FREEDOM IN ANCIENT RELIGIONS AS A FOUNDATION OF POLYTHEISTIC PAGANISM
04th - 06th JUNE 2004
7TH WORLD CONGRESS OF ETHNIC RELIGIONS
We have always asked ourselves what are the characteristics of the unity of people showing feelings typical of Ancient Religions, since we know that Ancient Religions' ways differ among individuals and traditions.
We have always asked ourselves what joins people trying to follow North Europe Ancient Religions with people following Mediterranean, or African, or Near Eastern Ancient Religions.
Some traditions are very different, but today there is a feeling of love and passion joining all the people practising Ancient Religions; as if in diversity shows up something common which spectators can't see, but it's something evoking Ancient Religions and every person keeps it in their heart as a personal treasure.
This treasure is what makes equals in diversity every woman or man who shows today her/his feelings and this is what links them to Ancient Religions.
I use many names and many images to describe this treasure living inside every woman and man practising Ancient Religions according to her/his likes, but during my research a particular image struck me; now I want to recall it, as a tribute to Greek Ancient Religions, by Hesiod's words:
Forthwith she made the element of grey flint and shaped a great sickle, and told her plan to her dear sons. And she spoke, cheering them, while she was vexed in her dear heart: My children, gotten of a sinful father, if you will obey me, we should punish the vile outrage of your father; for he first thought of doing shameful things. So she said; but fear seized them all, and none of them uttered a word. But great Cronos the wily took courage and answered his dear mother: Mother, I will undertake to do this deed, for I reverence not our father of evil name, for he first thought of doing shameful things So he said: and vast Earth rejoiced greatly in spirit...
(Extract from Theogony by Hesiod, 160-175)
Who among us did not pronounce this vow in the world in which we live, once in our life? Who among us did not say to the world I will undertake to do this deed or I will rebuild the Ancient Religions I will take in my hands the sickle Gaia made for her sons?
From Africa to Iceland, from America to Australia, to Japan, every person who links him/herself to Ancient Religions pronounced Cronos' vow once in his/her life, and so awoke the Cronos inside him/her. And this Cronos led them to act. Maybe no one can know how many names this Cronos has in people's hearts, but every person knows the name of his/her own.
Everyone of us fulfilled and still fulfills this vow with his/her hands and with the possibilities related to social and cultural situation in which each person lives.
This vow makes us equal even in diversity.

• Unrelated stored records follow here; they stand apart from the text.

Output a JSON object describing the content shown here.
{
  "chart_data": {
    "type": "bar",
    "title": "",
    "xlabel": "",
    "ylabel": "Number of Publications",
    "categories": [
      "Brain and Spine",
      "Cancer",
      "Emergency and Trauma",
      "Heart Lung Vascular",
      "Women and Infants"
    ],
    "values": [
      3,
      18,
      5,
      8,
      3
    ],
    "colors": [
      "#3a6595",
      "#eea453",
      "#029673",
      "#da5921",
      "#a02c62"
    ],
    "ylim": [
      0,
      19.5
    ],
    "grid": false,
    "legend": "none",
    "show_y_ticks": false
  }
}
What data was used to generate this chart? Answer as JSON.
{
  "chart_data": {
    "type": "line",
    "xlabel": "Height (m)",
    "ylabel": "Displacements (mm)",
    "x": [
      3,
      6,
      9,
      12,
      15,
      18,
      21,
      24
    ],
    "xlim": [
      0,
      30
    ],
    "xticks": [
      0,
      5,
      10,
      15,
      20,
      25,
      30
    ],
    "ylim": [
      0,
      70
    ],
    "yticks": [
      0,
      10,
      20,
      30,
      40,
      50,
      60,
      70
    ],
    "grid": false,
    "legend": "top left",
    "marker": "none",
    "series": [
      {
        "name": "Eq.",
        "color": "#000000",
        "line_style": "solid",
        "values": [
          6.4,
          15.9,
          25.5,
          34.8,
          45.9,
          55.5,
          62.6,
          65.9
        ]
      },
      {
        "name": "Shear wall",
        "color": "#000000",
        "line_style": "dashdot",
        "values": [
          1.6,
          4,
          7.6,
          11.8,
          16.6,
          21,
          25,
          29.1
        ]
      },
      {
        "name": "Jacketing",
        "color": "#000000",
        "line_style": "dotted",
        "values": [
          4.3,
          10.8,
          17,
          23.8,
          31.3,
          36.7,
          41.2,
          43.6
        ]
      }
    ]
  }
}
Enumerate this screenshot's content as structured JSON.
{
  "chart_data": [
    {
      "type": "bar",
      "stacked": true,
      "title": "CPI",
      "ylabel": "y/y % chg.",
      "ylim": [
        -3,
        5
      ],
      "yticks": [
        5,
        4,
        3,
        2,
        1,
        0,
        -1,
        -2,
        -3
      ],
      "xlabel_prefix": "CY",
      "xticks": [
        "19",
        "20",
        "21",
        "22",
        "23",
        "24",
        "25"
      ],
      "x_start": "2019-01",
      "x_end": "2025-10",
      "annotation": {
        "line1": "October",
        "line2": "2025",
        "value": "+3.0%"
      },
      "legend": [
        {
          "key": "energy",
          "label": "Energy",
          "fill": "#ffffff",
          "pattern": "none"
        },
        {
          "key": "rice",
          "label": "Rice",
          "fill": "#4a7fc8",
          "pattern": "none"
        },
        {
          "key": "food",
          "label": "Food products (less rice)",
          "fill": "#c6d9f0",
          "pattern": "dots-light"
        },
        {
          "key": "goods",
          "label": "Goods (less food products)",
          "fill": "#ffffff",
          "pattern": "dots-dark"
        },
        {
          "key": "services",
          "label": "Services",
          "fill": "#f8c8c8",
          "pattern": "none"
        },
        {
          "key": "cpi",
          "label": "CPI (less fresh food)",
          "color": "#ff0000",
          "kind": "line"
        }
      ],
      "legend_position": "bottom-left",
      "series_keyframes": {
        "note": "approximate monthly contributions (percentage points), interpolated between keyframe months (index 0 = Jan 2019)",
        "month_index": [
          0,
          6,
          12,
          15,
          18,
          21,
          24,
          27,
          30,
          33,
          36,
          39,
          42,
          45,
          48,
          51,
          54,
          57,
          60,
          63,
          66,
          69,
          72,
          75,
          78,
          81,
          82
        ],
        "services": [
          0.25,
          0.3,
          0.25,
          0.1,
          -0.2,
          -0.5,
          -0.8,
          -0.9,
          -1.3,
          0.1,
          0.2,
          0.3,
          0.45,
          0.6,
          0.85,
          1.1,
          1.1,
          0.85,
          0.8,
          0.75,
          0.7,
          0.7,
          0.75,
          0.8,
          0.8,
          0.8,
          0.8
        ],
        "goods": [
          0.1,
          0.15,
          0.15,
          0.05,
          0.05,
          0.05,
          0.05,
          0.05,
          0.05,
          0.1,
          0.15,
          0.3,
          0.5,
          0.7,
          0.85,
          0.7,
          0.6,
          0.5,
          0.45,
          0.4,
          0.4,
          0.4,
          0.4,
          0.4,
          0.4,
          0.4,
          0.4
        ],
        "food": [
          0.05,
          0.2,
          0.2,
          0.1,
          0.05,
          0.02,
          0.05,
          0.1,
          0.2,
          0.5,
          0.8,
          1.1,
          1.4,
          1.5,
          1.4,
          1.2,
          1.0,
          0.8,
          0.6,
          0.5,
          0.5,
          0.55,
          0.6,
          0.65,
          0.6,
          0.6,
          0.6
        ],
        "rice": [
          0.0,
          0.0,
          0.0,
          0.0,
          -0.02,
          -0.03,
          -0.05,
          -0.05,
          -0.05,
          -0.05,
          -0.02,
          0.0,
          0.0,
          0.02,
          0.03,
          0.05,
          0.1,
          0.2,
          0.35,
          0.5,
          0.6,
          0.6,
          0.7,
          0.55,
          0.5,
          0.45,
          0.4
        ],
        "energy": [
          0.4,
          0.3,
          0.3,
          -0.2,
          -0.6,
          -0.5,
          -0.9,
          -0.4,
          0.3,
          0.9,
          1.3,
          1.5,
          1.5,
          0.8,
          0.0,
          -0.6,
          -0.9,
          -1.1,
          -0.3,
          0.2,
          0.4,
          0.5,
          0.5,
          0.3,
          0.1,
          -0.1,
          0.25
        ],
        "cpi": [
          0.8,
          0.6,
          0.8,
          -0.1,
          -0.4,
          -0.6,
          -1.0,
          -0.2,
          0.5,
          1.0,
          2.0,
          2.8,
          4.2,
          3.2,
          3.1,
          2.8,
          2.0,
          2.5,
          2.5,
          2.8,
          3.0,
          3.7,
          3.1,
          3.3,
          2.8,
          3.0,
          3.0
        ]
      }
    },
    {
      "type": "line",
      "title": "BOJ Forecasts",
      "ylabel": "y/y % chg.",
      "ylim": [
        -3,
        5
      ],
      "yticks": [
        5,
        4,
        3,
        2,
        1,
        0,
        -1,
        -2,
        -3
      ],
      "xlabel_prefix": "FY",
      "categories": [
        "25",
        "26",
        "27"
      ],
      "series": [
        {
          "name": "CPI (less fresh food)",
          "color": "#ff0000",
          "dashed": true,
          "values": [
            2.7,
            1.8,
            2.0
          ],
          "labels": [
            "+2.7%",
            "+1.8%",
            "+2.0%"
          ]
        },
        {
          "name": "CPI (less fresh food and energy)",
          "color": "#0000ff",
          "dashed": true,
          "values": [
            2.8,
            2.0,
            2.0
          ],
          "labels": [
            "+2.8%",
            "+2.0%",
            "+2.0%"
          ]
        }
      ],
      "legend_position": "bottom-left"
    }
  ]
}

Equal for aims, different for the way we call and honour the GODS in the surrounding world.
This precious thing lived in people's hearts for 17 centuries, and it whispered voices of freedom in their ears, even when forces asking for submission were strong.
We should be proud of the contempt Christianity showed to us, because of our passion and attention for life and well-being of society we belong to; in fact in Matthew's gospel we read:
"Therefore don't be anxious, saying, 'What will we eat?', 'What will we drink?' or, 'With what will we be clothed?' For the Gentiles seek after all these things(chapter 6, verse 31-32).
Our ancestors were concerned about what they would eat and with what they would be clothed. Our ancestors were concerned about the wealth of Social Systems in which they lived, and they helped them as they could, calling the GODS to accompany their efforts during the path of their lives.
Now is our turn to be concerned about the wealth of present societies in which people who practise the Ancient Religions are awakening the feeling and the memory about the GODS. Everyone of us grasps Gaia's sickle and says to her:
I will undertake to do this deed, Mother...
This is what joins together all people practising Ancient Religions in every land and of every tradition; and it's grasping Gaia's sickle, for what I can do, that I greet and honour every person who takes part in this Congress.
I would like to thank our Greek friends for giving me this opportunity.